Dimulai dari rutinitas seorang calon ibu saat memeriksakan kehamilannya, amat sangat jarang bidan atau dokter menanyakan kepada ibu tentang kondisi payudara atau memeriksa payudara langsung sebagai kesiapan estafet ‘apa selanjutnya’ setelah persalinan usai.

Tidak jarang puting ibu yang melesak atau ‘tidak timbul’ menjadi masalah besar saat bayi lahir, masuk tahapan Inisiasi Menyusu Dini.

Ibu dan nakes menjadi bingung dan baru kalang kabut menghadapi bayi yang kesulitan menyusu.

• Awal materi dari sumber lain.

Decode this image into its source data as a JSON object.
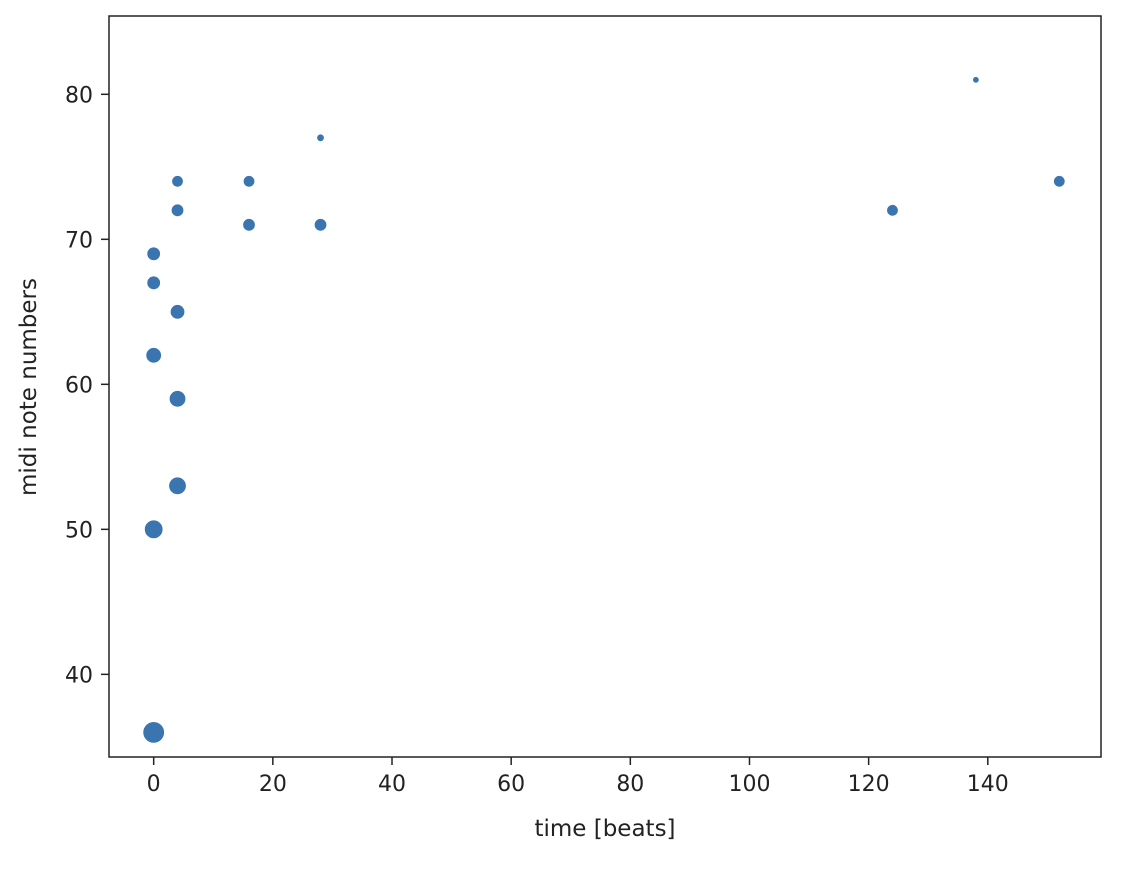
{
  "chart_data": {
    "type": "scatter",
    "title": "",
    "xlabel": "time [beats]",
    "ylabel": "midi note numbers",
    "xlim": [
      -7.5,
      159
    ],
    "ylim": [
      34.3,
      85.4
    ],
    "xticks": [
      0,
      20,
      40,
      60,
      80,
      100,
      120,
      140
    ],
    "yticks": [
      40,
      50,
      60,
      70,
      80
    ],
    "grid": false,
    "marker_color": "#3a75b0",
    "marker_edge_color": "#ffffff",
    "points": [
      {
        "x": 0,
        "y": 36,
        "size": 11
      },
      {
        "x": 0,
        "y": 50,
        "size": 9.5
      },
      {
        "x": 0,
        "y": 62,
        "size": 8
      },
      {
        "x": 0,
        "y": 67,
        "size": 7
      },
      {
        "x": 0,
        "y": 69,
        "size": 7
      },
      {
        "x": 4,
        "y": 53,
        "size": 9
      },
      {
        "x": 4,
        "y": 59,
        "size": 8.5
      },
      {
        "x": 4,
        "y": 65,
        "size": 7.5
      },
      {
        "x": 4,
        "y": 72,
        "size": 6.5
      },
      {
        "x": 4,
        "y": 74,
        "size": 6
      },
      {
        "x": 16,
        "y": 71,
        "size": 6.5
      },
      {
        "x": 16,
        "y": 74,
        "size": 6
      },
      {
        "x": 28,
        "y": 71,
        "size": 6.5
      },
      {
        "x": 28,
        "y": 77,
        "size": 4
      },
      {
        "x": 124,
        "y": 72,
        "size": 6
      },
      {
        "x": 138,
        "y": 81,
        "size": 3.5
      },
      {
        "x": 152,
        "y": 74,
        "size": 6
      }
    ]
  }
}
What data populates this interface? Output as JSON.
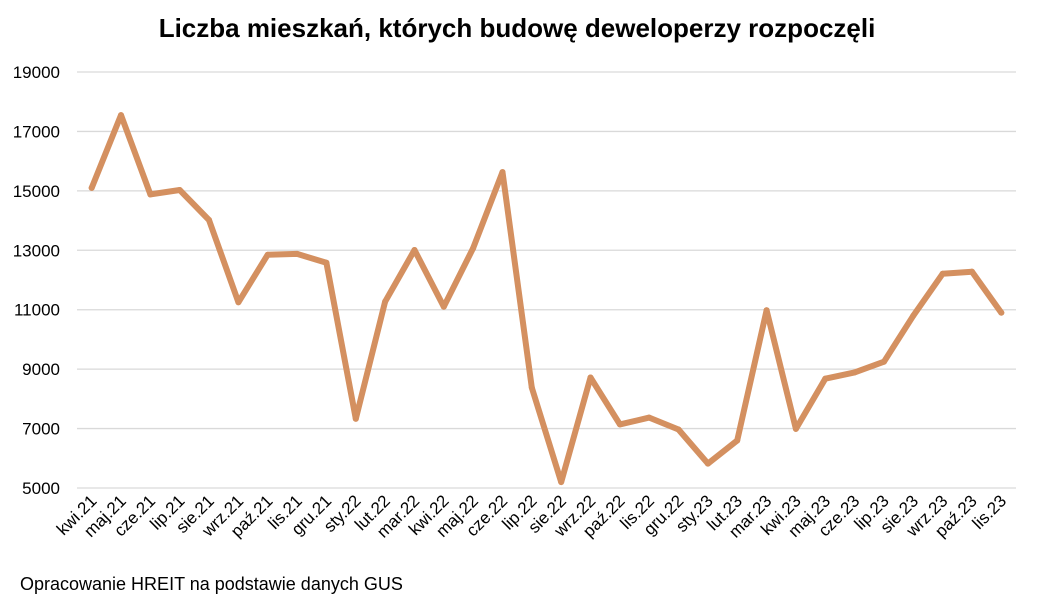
{
  "chart_data": {
    "type": "line",
    "title": "Liczba mieszkań, których budowę deweloperzy rozpoczęli",
    "xlabel": "",
    "ylabel": "",
    "ylim": [
      5000,
      19000
    ],
    "yticks": [
      "5000",
      "7000",
      "9000",
      "11000",
      "13000",
      "15000",
      "17000",
      "19000"
    ],
    "grid": true,
    "legend": "none",
    "categories": [
      "kwi.21",
      "maj.21",
      "cze.21",
      "lip.21",
      "sie.21",
      "wrz.21",
      "paź.21",
      "lis.21",
      "gru.21",
      "sty.22",
      "lut.22",
      "mar.22",
      "kwi.22",
      "maj.22",
      "cze.22",
      "lip.22",
      "sie.22",
      "wrz.22",
      "paź.22",
      "lis.22",
      "gru.22",
      "sty.23",
      "lut.23",
      "mar.23",
      "kwi.23",
      "maj.23",
      "cze.23",
      "lip.23",
      "sie.23",
      "wrz.23",
      "paź.23",
      "lis.23"
    ],
    "series": [
      {
        "color": "#d49060",
        "values": [
          15100,
          17550,
          14880,
          15030,
          14020,
          11250,
          12850,
          12880,
          12580,
          7330,
          11270,
          13010,
          11100,
          13070,
          15630,
          8380,
          5200,
          8720,
          7140,
          7370,
          6970,
          5820,
          6600,
          10980,
          6990,
          8680,
          8890,
          9250,
          10800,
          12210,
          12280,
          10900
        ]
      }
    ]
  },
  "source_note": "Opracowanie HREIT na podstawie danych GUS"
}
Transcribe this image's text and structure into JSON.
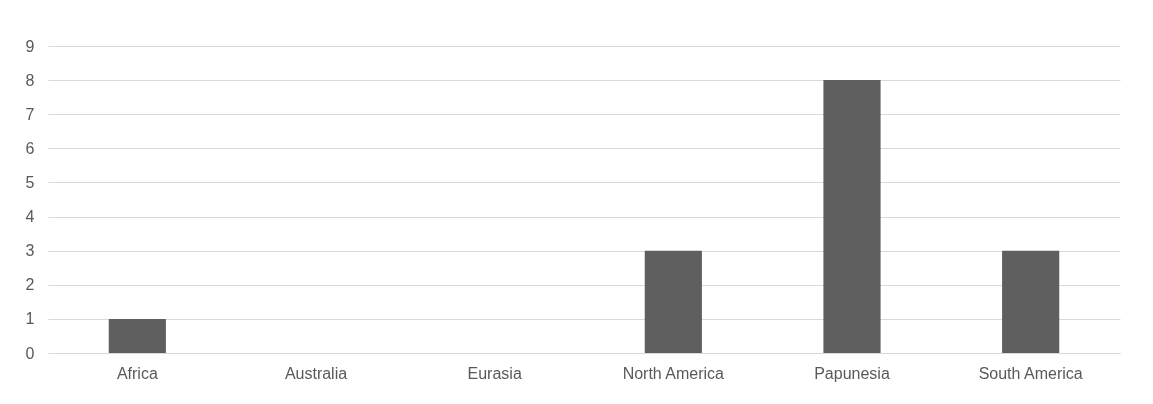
{
  "chart_data": {
    "type": "bar",
    "categories": [
      "Africa",
      "Australia",
      "Eurasia",
      "North America",
      "Papunesia",
      "South America"
    ],
    "values": [
      1,
      0,
      0,
      3,
      8,
      3
    ],
    "color": "#5f5f5f",
    "ylim": [
      0,
      9
    ],
    "yticks": [
      0,
      1,
      2,
      3,
      4,
      5,
      6,
      7,
      8,
      9
    ],
    "grid": "y"
  }
}
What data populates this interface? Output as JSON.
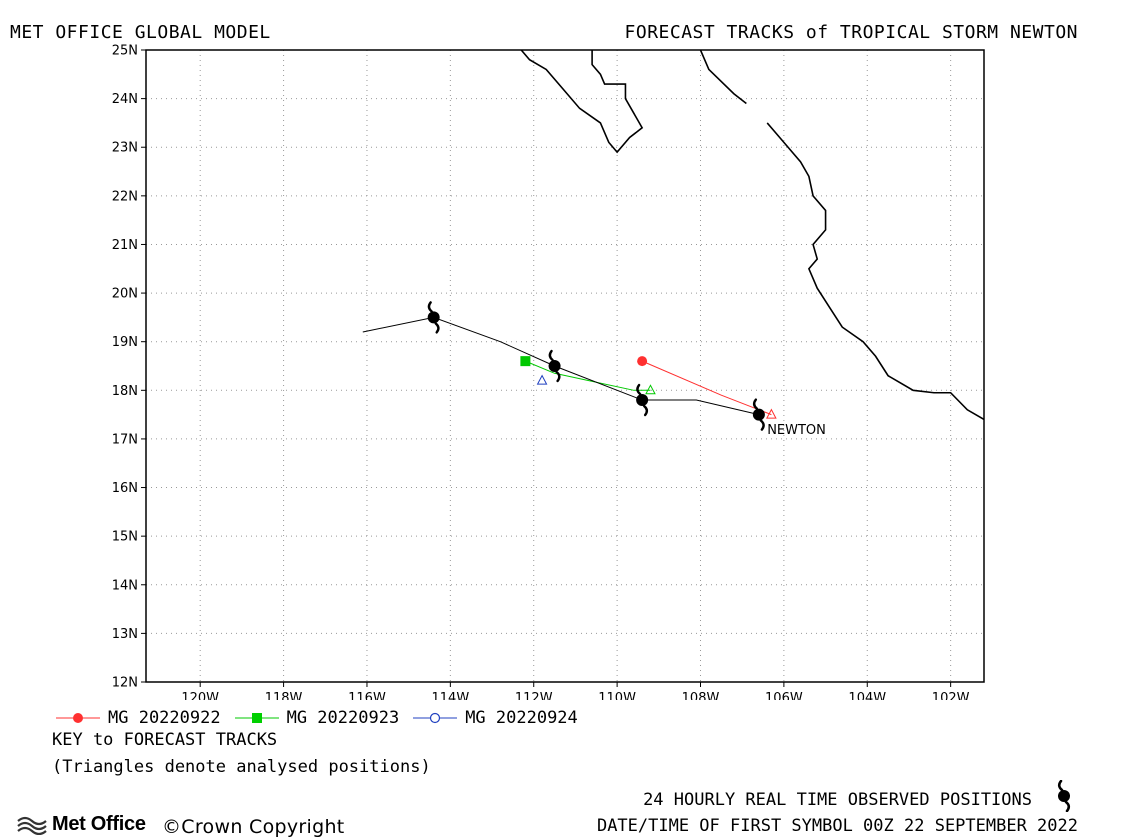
{
  "header": {
    "left_title": "MET OFFICE GLOBAL MODEL",
    "right_title": "FORECAST TRACKS of TROPICAL STORM NEWTON"
  },
  "chart_data": {
    "type": "map",
    "lon_range": [
      -121.3,
      -101.2
    ],
    "lat_range": [
      12,
      25
    ],
    "lat_ticks": [
      "12N",
      "13N",
      "14N",
      "15N",
      "16N",
      "17N",
      "18N",
      "19N",
      "20N",
      "21N",
      "22N",
      "23N",
      "24N",
      "25N"
    ],
    "lon_ticks": [
      "120W",
      "118W",
      "116W",
      "114W",
      "112W",
      "110W",
      "108W",
      "106W",
      "104W",
      "102W"
    ],
    "grid": true,
    "colors": {
      "observed": "#000000",
      "mg_20220922": "#ff3030",
      "mg_20220923": "#00c800",
      "mg_20220924": "#2040c0",
      "coast": "#000000"
    },
    "observed_track": [
      {
        "lon": -106.6,
        "lat": 17.5
      },
      {
        "lon": -108.1,
        "lat": 17.8
      },
      {
        "lon": -109.4,
        "lat": 17.8
      },
      {
        "lon": -111.5,
        "lat": 18.5
      },
      {
        "lon": -112.8,
        "lat": 19.0
      },
      {
        "lon": -114.4,
        "lat": 19.5
      },
      {
        "lon": -116.1,
        "lat": 19.2
      }
    ],
    "observed_symbols": [
      {
        "lon": -106.6,
        "lat": 17.5
      },
      {
        "lon": -109.4,
        "lat": 17.8
      },
      {
        "lon": -111.5,
        "lat": 18.5
      },
      {
        "lon": -114.4,
        "lat": 19.5
      }
    ],
    "forecast_tracks": [
      {
        "name": "MG 20220922",
        "symbol": "circle-filled",
        "analysed": {
          "lon": -106.3,
          "lat": 17.5
        },
        "points": [
          {
            "lon": -106.3,
            "lat": 17.5
          },
          {
            "lon": -107.5,
            "lat": 17.9
          },
          {
            "lon": -109.4,
            "lat": 18.6
          }
        ]
      },
      {
        "name": "MG 20220923",
        "symbol": "square-filled",
        "analysed": {
          "lon": -109.2,
          "lat": 18.0
        },
        "points": [
          {
            "lon": -109.2,
            "lat": 18.0
          },
          {
            "lon": -109.6,
            "lat": 18.0
          },
          {
            "lon": -111.5,
            "lat": 18.35
          },
          {
            "lon": -112.2,
            "lat": 18.6
          }
        ]
      },
      {
        "name": "MG 20220924",
        "symbol": "circle-open",
        "analysed": {
          "lon": -111.8,
          "lat": 18.2
        },
        "points": [
          {
            "lon": -111.8,
            "lat": 18.2
          }
        ]
      }
    ],
    "storm_label": {
      "text": "NEWTON",
      "lon": -106.4,
      "lat": 17.2
    },
    "coastlines": [
      [
        [
          -112.3,
          25
        ],
        [
          -112.1,
          24.8
        ],
        [
          -111.7,
          24.6
        ],
        [
          -111.3,
          24.2
        ],
        [
          -110.9,
          23.8
        ],
        [
          -110.4,
          23.5
        ],
        [
          -110.2,
          23.1
        ],
        [
          -110.0,
          22.9
        ],
        [
          -109.7,
          23.2
        ],
        [
          -109.4,
          23.4
        ],
        [
          -109.6,
          23.7
        ],
        [
          -109.8,
          24.0
        ],
        [
          -109.8,
          24.3
        ],
        [
          -110.3,
          24.3
        ],
        [
          -110.4,
          24.5
        ],
        [
          -110.6,
          24.7
        ],
        [
          -110.6,
          25
        ]
      ],
      [
        [
          -108.0,
          25
        ],
        [
          -107.8,
          24.6
        ],
        [
          -107.2,
          24.1
        ],
        [
          -106.9,
          23.9
        ]
      ],
      [
        [
          -106.4,
          23.5
        ],
        [
          -106.0,
          23.1
        ],
        [
          -105.6,
          22.7
        ],
        [
          -105.4,
          22.4
        ],
        [
          -105.3,
          22.0
        ],
        [
          -105.0,
          21.7
        ],
        [
          -105.0,
          21.3
        ],
        [
          -105.3,
          21.0
        ],
        [
          -105.2,
          20.7
        ],
        [
          -105.4,
          20.5
        ],
        [
          -105.2,
          20.1
        ],
        [
          -104.9,
          19.7
        ],
        [
          -104.6,
          19.3
        ],
        [
          -104.1,
          19.0
        ],
        [
          -103.8,
          18.7
        ],
        [
          -103.5,
          18.3
        ],
        [
          -102.9,
          18.0
        ],
        [
          -102.4,
          17.95
        ],
        [
          -102.0,
          17.95
        ],
        [
          -101.6,
          17.6
        ],
        [
          -101.2,
          17.4
        ]
      ]
    ]
  },
  "legend": {
    "items": [
      {
        "label": "MG 20220922"
      },
      {
        "label": "MG 20220923"
      },
      {
        "label": "MG 20220924"
      }
    ],
    "key_title": "KEY to FORECAST TRACKS",
    "key_note": "(Triangles denote analysed positions)"
  },
  "footer": {
    "logo_text": "Met Office",
    "copyright": "©Crown Copyright",
    "observed_positions": "24 HOURLY REAL TIME OBSERVED POSITIONS",
    "first_symbol": "DATE/TIME OF FIRST SYMBOL 00Z 22 SEPTEMBER 2022"
  }
}
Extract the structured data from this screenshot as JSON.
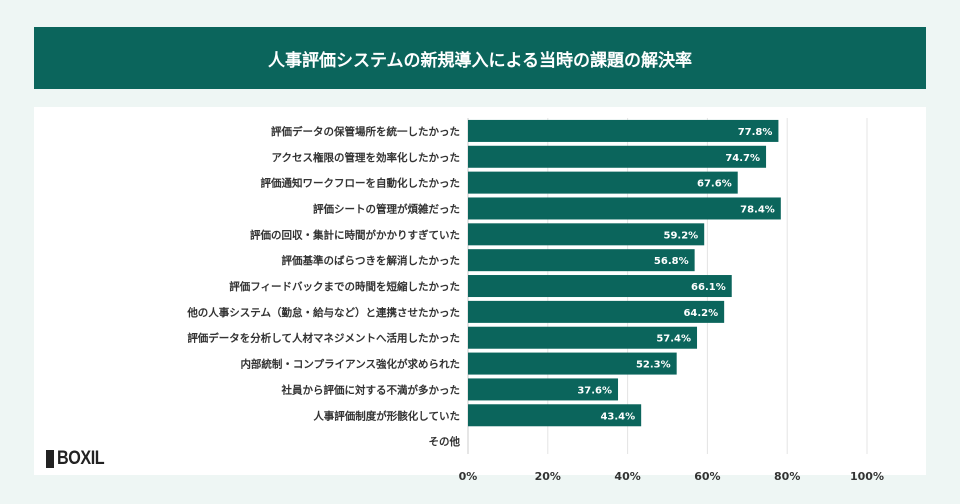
{
  "chart_data": {
    "type": "bar",
    "orientation": "horizontal",
    "title": "人事評価システムの新規導入による当時の課題の解決率",
    "categories": [
      "評価データの保管場所を統一したかった",
      "アクセス権限の管理を効率化したかった",
      "評価通知ワークフローを自動化したかった",
      "評価シートの管理が煩雑だった",
      "評価の回収・集計に時間がかかりすぎていた",
      "評価基準のばらつきを解消したかった",
      "評価フィードバックまでの時間を短縮したかった",
      "他の人事システム（勤怠・給与など）と連携させたかった",
      "評価データを分析して人材マネジメントへ活用したかった",
      "内部統制・コンプライアンス強化が求められた",
      "社員から評価に対する不満が多かった",
      "人事評価制度が形骸化していた",
      "その他"
    ],
    "values": [
      77.8,
      74.7,
      67.6,
      78.4,
      59.2,
      56.8,
      66.1,
      64.2,
      57.4,
      52.3,
      37.6,
      43.4,
      null
    ],
    "value_labels": [
      "77.8%",
      "74.7%",
      "67.6%",
      "78.4%",
      "59.2%",
      "56.8%",
      "66.1%",
      "64.2%",
      "57.4%",
      "52.3%",
      "37.6%",
      "43.4%",
      ""
    ],
    "xlim": [
      0,
      100
    ],
    "xticks": [
      "0%",
      "20%",
      "40%",
      "60%",
      "80%",
      "100%"
    ],
    "grid": true,
    "bar_color": "#0b655c"
  },
  "logo": {
    "text": "BOXIL"
  }
}
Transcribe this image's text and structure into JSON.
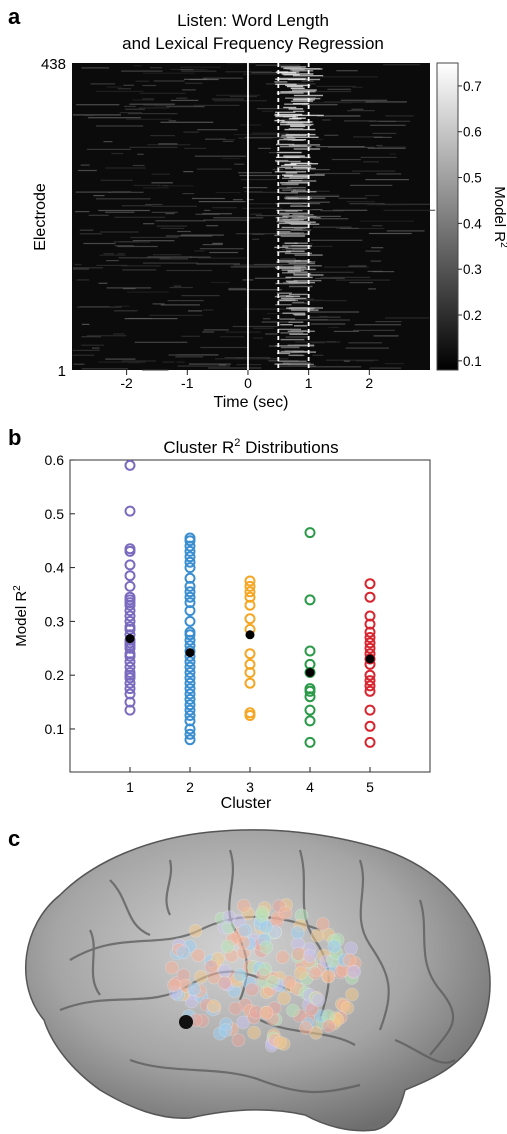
{
  "panels": {
    "a": "a",
    "b": "b",
    "c": "c"
  },
  "chart_data": [
    {
      "type": "heatmap",
      "title_line1": "Listen: Word Length",
      "title_line2": "and Lexical Frequency Regression",
      "xlabel": "Time (sec)",
      "ylabel": "Electrode",
      "xlim": [
        -2.9,
        3.0
      ],
      "x_ticks": [
        -2,
        -1,
        0,
        1,
        2
      ],
      "y_top_label": "438",
      "y_bottom_label": "1",
      "vlines": [
        {
          "x": 0,
          "style": "solid",
          "color": "#ffffff"
        },
        {
          "x": 0.5,
          "style": "dashed",
          "color": "#ffffff"
        },
        {
          "x": 1.0,
          "style": "dashed",
          "color": "#ffffff"
        }
      ],
      "colorbar": {
        "label": "Model R",
        "label_sup": "2",
        "range": [
          0.08,
          0.75
        ],
        "ticks": [
          0.1,
          0.2,
          0.3,
          0.4,
          0.5,
          0.6,
          0.7
        ],
        "colormap": "gray"
      }
    },
    {
      "type": "scatter",
      "title": "Cluster R",
      "title_sup": "2",
      "title_rest": " Distributions",
      "xlabel": "Cluster",
      "ylabel": "Model R",
      "ylabel_sup": "2",
      "xlim": [
        0,
        6
      ],
      "ylim": [
        0.02,
        0.6
      ],
      "x_ticks": [
        1,
        2,
        3,
        4,
        5
      ],
      "y_ticks": [
        0.1,
        0.2,
        0.3,
        0.4,
        0.5,
        0.6
      ],
      "series": [
        {
          "cluster": 1,
          "color": "#7b6bbf",
          "mean": 0.268,
          "values": [
            0.59,
            0.505,
            0.435,
            0.43,
            0.405,
            0.385,
            0.365,
            0.345,
            0.34,
            0.335,
            0.33,
            0.32,
            0.31,
            0.3,
            0.29,
            0.285,
            0.275,
            0.265,
            0.26,
            0.255,
            0.25,
            0.24,
            0.235,
            0.225,
            0.215,
            0.205,
            0.2,
            0.195,
            0.185,
            0.175,
            0.165,
            0.15,
            0.135
          ]
        },
        {
          "cluster": 2,
          "color": "#3b8fd0",
          "mean": 0.242,
          "values": [
            0.455,
            0.45,
            0.44,
            0.43,
            0.42,
            0.41,
            0.4,
            0.38,
            0.365,
            0.355,
            0.345,
            0.335,
            0.32,
            0.3,
            0.28,
            0.275,
            0.265,
            0.255,
            0.245,
            0.235,
            0.225,
            0.215,
            0.205,
            0.195,
            0.185,
            0.175,
            0.165,
            0.155,
            0.145,
            0.135,
            0.125,
            0.115,
            0.1,
            0.09,
            0.08
          ]
        },
        {
          "cluster": 3,
          "color": "#f5a623",
          "mean": 0.275,
          "values": [
            0.375,
            0.365,
            0.355,
            0.345,
            0.33,
            0.305,
            0.285,
            0.24,
            0.22,
            0.205,
            0.185,
            0.13,
            0.125
          ]
        },
        {
          "cluster": 4,
          "color": "#2a9a48",
          "mean": 0.205,
          "values": [
            0.465,
            0.34,
            0.245,
            0.22,
            0.205,
            0.175,
            0.17,
            0.16,
            0.135,
            0.115,
            0.075
          ]
        },
        {
          "cluster": 5,
          "color": "#d7262f",
          "mean": 0.23,
          "values": [
            0.37,
            0.345,
            0.31,
            0.295,
            0.28,
            0.27,
            0.26,
            0.25,
            0.24,
            0.23,
            0.22,
            0.2,
            0.19,
            0.18,
            0.17,
            0.135,
            0.105,
            0.075
          ]
        }
      ]
    }
  ]
}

Walaupun bisa ‘diakali’ dengan bantuan ‘nipple shield’, tapi ini tentu bukan hal yang mudah dan langsung dapat diterapkan.

Lain halnya jika manipulasi puting sudah dikerjakan beberapa bulan sebelum persalinan, maka saat anak lahir puting sudah siap.

Begitu pula edukasi seputar pemahaman bagaimana ASI terbentuk dan proses menyusu lancar masih amat minim. Tak jarang nakes sendiri menyangsikan ‘payudara kecil’ mana bisa menghasilkan ASI yang cukup.

Masih banyak nakes yang menakut-nakuti ibu saat ASI belum keluar, dengan menyebut bayi ‘bisa dehidrasi’.

Belum lagi desakan mertua, keluarga besar yang semakin memberi tekanan kepada ibu baru – yang akhirnya menjadi korban jeratan industri susu formula.

Itu sebab Inisiasi Menyusu Dini amat krusial, didampingi nakes yang telaten dan sabar, saat ibu memahami proses pelekatan, bayi juga belajar menyusu di satu jam pertama kehidupannya di luar rahim ibu.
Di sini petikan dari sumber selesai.